More than a million agricultural properties were dumped on the housing market to be broken into tens of millions of housing plots. The feeding functions of the defunct farms was quickly absorbed by explosive expansions in corporate factory farms, whose increase was made inevitable by generous government subsidies and contracts. The strange career of post-WWII public education, what had been, until then, only a thinly-realized utopian dream to indoctrinate children into habits and attitudes congenial to a designing group’s plans, gave way to something far more sinister: It converted the forced-schooling institutions into a regular weapon of political and economic management—just as it had been in Prussia a century before.
For years afterward it was unheard of to encounter a school board without at least one member representing real-estate interests, often the loudest voice calling for "a quality education for our kids."
However prosperous they were in comparison to the farmers they displaced, the rootless people who accumulated on once-productive farmland -- for the most part corporate commuters who had learned to subordinate family ties and tradition to productivity -- came quickly to have a real need for their local schools to become total environments, asylums offering feeding, recreation, socialization, heath care, life counseling, et.al. The new people had many other fish to fry besides child-rearing. And in any case, were themselves leading proponents of specialization in child-rearing, as in industry -- having learned that in their colleges.
These new people who replaced farmers offered little resistance -- as farmers might have -- to further centralization of school governance. Step by step the new people were relegated to a minor role in the rearing of their own children, effectively disenfranchised from any real influence over school management.
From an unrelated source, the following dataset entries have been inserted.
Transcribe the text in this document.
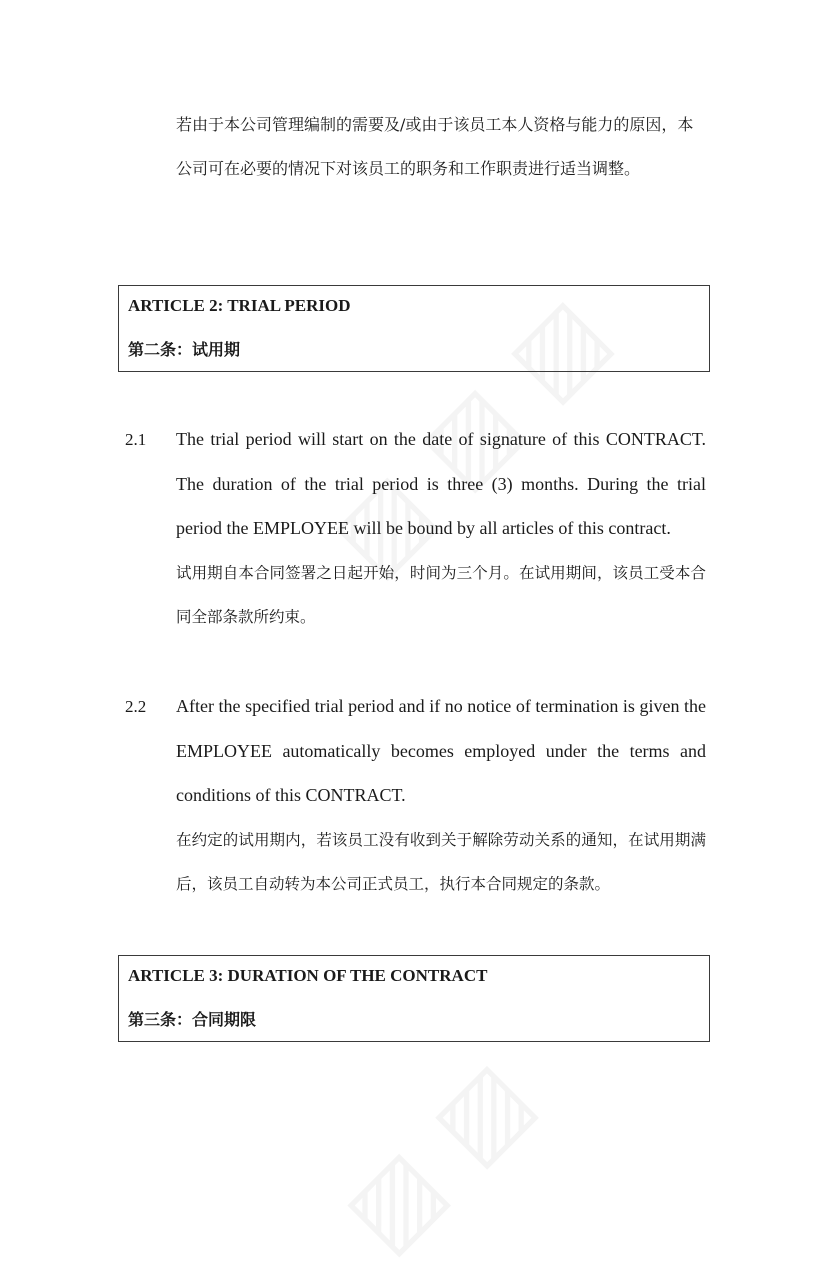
若由于本公司管理编制的需要及/或由于该员工本人资格与能力的原因，本公司可在必要的情况下对该员工的职务和工作职责进行适当调整。

ARTICLE 2: TRIAL PERIOD
第二条：试用期
2.1 The trial period will start on the date of signature of this CONTRACT. The duration of the trial period is three (3) months. During the trial period the EMPLOYEE will be bound by all articles of this contract.

试用期自本合同签署之日起开始，时间为三个月。在试用期间，该员工受本合同全部条款所约束。

2.2 After the specified trial period and if no notice of termination is given the EMPLOYEE automatically becomes employed under the terms and conditions of this CONTRACT.

在约定的试用期内，若该员工没有收到关于解除劳动关系的通知，在试用期满后，该员工自动转为本公司正式员工，执行本合同规定的条款。

ARTICLE 3: DURATION OF THE CONTRACT
第三条：合同期限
A management no longer local, but one compelled to answer first to an invisible management far away in the state capitals, which in turn was answerable to a variety of management’s even more remote and unknown to the public.
It was the Prussian formula translated into an American technocratic idiom, a formula which displaced social and economical management from local communities to professionalized, bureaucratic hierarchies and employed the schools in preparing children to become human resources in such a management system.
Don’t think of it as a conspiracy -- it was a managerial revolution which continues to this day, an exercise in utopia building in which all the major presumptions are based upon a very low opinion of human nature and human destiny.
I remember the words of poor, big-eared, Ross Perot, who told us the truth when he said, "They’ve stolen our country from us." Indeed they have. It is no longer either a democracy or a republic but something else which looks suspiciously like an empire. What Ross missed seeing was the nature of the tools used to do it and the reason why it was done. He missed, too, the ongoing role that captive children play in the process.
In my recent book, The Underground History of American Education, I’ve tried to supply the missing details about how we gradually had the idea of fundamental education taken away -- and the idea of quality education, and education run by officially-certified specialists and experts, put in its place.
All of us, that is, but the homeschoolers. J.T.G.